Romine: Corey Conners. Riding the hot hand. Brutal conditions at Bay Hill did not stop the Canadian flusher from going 6 under on the weekend, including posting a final-round 66. It’ll be softer this week, but the wind is still expected to blow. While some may let Mother Nature dictate their mood, Conners is the type of player to put his head down and play on.
Pick to disappoint:
Hoggard: Collin Morikawa. The five-time PGA Tour winner is on many short lists as a potential champion this week, and he certainly has the game to contend on the Stadium Course. Where he disappoints is in his quest to overtake Rahm atop the world ranking. Morikawa needs just a tie for second place to claim the top spot but seems destined to come up short again.
Lavner: Jordan Spieth. For whatever reason, it just hasn’t been a good match, and it wasn’t lost on anyone that Spieth canceled his Wednesday press conference to squeeze in some more prep. Outside of a T-4 in his 2014 debut, he has four missed cuts and two other finishes outside the top 40. Yikes.
Romine: Justin Thomas. No one has ever won back-to-back Players titles. In fact, the past 10 champions who defended have combined for two top-25s, no other finishes better than T-48 and four missed weekends. If there was ever a time for a player to buck the trend, it’s JT – who is currently enjoying a run of 10 straight top-25s – but I’m just saying don’t be surprised if history repeats itself yet again.
Pick your favorite Tiger Woods moment:
Hoggard: There are 14 other major victories, and 81 other Tour victories, that could all qualify as a favorite Tiger moment, but the 2019 Masters had it all – redemption, celebration, emotion. With his family watching from the clubhouse, Woods completed a comeback with his 15th major victory that for so long didn’t seem possible.
Lavner: I’ll always have fond (and personal) memories of his 2005 Masters victory. My 18th birthday fell on Masters Sunday, and it was the best possible gift: my mom brought me an endless stream of my favorite snacks as Tiger attempted to hold off the scrappy Chris DiMarco. When Tiger’s chip dropped on 16, I leaped off the couch and – I swear – touched the ceiling. After that iconic fist pump on the final green, my closet soon was stocked with mock-neck polos, in every color.
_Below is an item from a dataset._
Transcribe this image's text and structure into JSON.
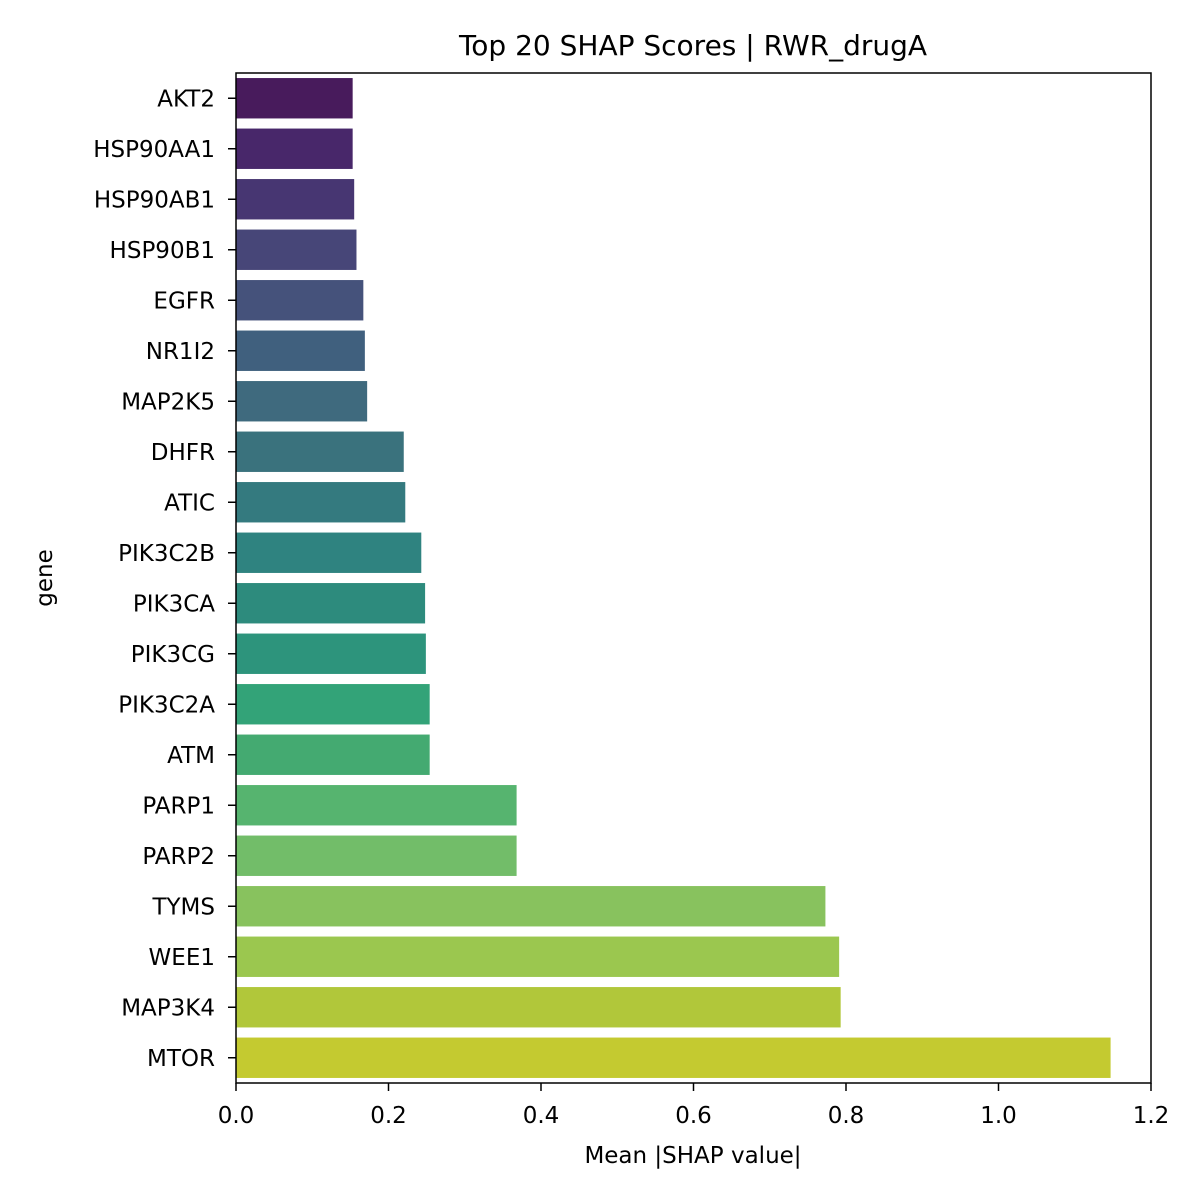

Romine: It’s so hard to narrow down a singular achievement. The 2019 Masters was pretty special, but for me, it’s Woods’ runner-up finish alongside his son, Charlie, at the PNC Championship last December. After Woods’ horrific car crash the previous February, it was hard to envision when – or if – Woods would ever play again, and if he did, what that would even look like. But seeing Woods compete with his son, trading fist bumps and smiles and laughs, was a memory that will stick with me forever.